Spring should become “flood.” Summer should become “fire.” Fall should become “smoke.” The jury is still out on a new name for winter, but “ice” or “avalanche” could become interchangeable.
Monday was Earth Day. U.S. Sen. Gaylord Nelson, D-Wis., founded it in this country 49 years ago and kicked it off with an environmental teach-in to call attention to the challenges facing our little orb. Since the first celebration in 1970, Earth’s problems have only multiplied.

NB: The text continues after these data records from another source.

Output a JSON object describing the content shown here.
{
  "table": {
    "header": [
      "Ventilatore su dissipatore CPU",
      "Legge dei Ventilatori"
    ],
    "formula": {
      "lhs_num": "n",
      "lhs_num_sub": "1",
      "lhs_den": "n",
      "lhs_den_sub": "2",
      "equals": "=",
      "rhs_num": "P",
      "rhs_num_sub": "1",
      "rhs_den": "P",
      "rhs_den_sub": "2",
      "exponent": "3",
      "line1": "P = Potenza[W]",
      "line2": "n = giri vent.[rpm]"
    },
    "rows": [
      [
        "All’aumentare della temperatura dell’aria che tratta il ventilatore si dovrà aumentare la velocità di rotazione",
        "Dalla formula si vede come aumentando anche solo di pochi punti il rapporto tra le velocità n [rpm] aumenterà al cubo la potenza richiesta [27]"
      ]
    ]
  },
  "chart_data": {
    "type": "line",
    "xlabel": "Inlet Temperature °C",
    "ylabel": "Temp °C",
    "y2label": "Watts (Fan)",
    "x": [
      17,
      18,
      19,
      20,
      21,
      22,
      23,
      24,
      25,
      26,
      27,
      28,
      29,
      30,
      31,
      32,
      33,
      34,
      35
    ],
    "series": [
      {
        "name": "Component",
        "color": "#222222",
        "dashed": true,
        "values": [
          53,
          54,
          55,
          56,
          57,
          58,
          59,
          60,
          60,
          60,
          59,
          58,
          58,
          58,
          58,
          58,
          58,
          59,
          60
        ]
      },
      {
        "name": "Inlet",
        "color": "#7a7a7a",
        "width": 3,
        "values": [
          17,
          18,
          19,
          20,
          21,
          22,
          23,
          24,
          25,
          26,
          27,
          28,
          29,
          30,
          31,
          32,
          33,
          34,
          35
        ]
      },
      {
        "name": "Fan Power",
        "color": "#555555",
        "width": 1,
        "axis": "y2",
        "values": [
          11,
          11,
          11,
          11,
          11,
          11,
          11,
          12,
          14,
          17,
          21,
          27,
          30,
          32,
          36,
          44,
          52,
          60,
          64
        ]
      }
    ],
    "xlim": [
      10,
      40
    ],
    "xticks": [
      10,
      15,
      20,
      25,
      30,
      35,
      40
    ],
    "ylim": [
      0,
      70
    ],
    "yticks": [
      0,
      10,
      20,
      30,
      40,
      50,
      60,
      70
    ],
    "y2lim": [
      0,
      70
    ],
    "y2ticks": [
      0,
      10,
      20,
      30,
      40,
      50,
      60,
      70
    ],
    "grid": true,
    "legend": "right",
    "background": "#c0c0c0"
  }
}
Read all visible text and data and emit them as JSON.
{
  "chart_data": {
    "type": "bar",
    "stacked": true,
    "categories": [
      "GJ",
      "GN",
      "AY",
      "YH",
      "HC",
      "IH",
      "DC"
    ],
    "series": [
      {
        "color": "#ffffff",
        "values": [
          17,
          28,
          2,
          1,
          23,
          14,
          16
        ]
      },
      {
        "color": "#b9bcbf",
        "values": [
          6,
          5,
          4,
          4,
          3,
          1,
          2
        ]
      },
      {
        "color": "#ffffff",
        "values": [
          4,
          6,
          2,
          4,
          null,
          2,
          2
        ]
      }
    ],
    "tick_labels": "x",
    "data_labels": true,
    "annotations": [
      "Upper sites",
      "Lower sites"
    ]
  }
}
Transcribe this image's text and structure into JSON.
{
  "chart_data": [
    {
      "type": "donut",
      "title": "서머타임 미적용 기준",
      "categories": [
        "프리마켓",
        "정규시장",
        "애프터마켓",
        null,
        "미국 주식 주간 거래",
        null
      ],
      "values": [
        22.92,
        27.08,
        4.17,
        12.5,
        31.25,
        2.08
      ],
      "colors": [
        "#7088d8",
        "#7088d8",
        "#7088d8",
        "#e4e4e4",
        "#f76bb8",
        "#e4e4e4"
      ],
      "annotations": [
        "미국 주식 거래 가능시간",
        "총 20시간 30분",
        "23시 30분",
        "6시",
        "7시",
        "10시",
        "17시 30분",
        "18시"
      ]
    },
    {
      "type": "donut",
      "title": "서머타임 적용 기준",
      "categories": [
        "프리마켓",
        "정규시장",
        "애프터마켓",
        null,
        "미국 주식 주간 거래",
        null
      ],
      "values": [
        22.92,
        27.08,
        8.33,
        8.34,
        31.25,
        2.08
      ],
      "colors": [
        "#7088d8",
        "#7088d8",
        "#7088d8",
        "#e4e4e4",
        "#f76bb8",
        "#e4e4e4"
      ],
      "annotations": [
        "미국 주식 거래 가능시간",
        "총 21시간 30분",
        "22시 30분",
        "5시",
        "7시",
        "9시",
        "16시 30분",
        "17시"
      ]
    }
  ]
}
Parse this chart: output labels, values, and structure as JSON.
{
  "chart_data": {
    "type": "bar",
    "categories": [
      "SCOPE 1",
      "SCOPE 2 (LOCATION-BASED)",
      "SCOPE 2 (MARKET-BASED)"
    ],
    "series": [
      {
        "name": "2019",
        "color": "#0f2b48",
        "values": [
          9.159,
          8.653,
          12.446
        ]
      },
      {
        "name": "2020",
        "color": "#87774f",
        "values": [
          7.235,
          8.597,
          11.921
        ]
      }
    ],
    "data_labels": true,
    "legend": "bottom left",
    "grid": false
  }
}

This is not news to anyone in the West or the Wood River Valley, which have faced major wildfires and their destructive fallout. The latest, the five or six avalanches in Warm Springs Canyon that destroyed two homes and threatened others this month, were likely the result of slopes whose mantle of trees was destroyed by fire combined with heavy rain on a deep snowpack.
The avalanches were a shocking surprise, even to longtime residents. Slopes at various places in the miles-long canyon were known to slide in exceptional snow years, but not to the extent that they scoured trenches and snapped large trees.
The wildfires, floods, oscillating droughts and rainy seasons, and avalanches haven’t penetrated the highest levels of government. President Trump’s comments on Earth Day could be summarized as “everything is fine.”
It’s impossible to live in the West and think everything is fine. It’s not, and it’s on track to get worse. Changing out light bulbs won’t fix it.
Resetting the climate requires a worldwide effort that the U.S. should lead. If American leaders don’t step up, the seasons’ name changes will stick, and generations to come will rightly blame us for the devastation.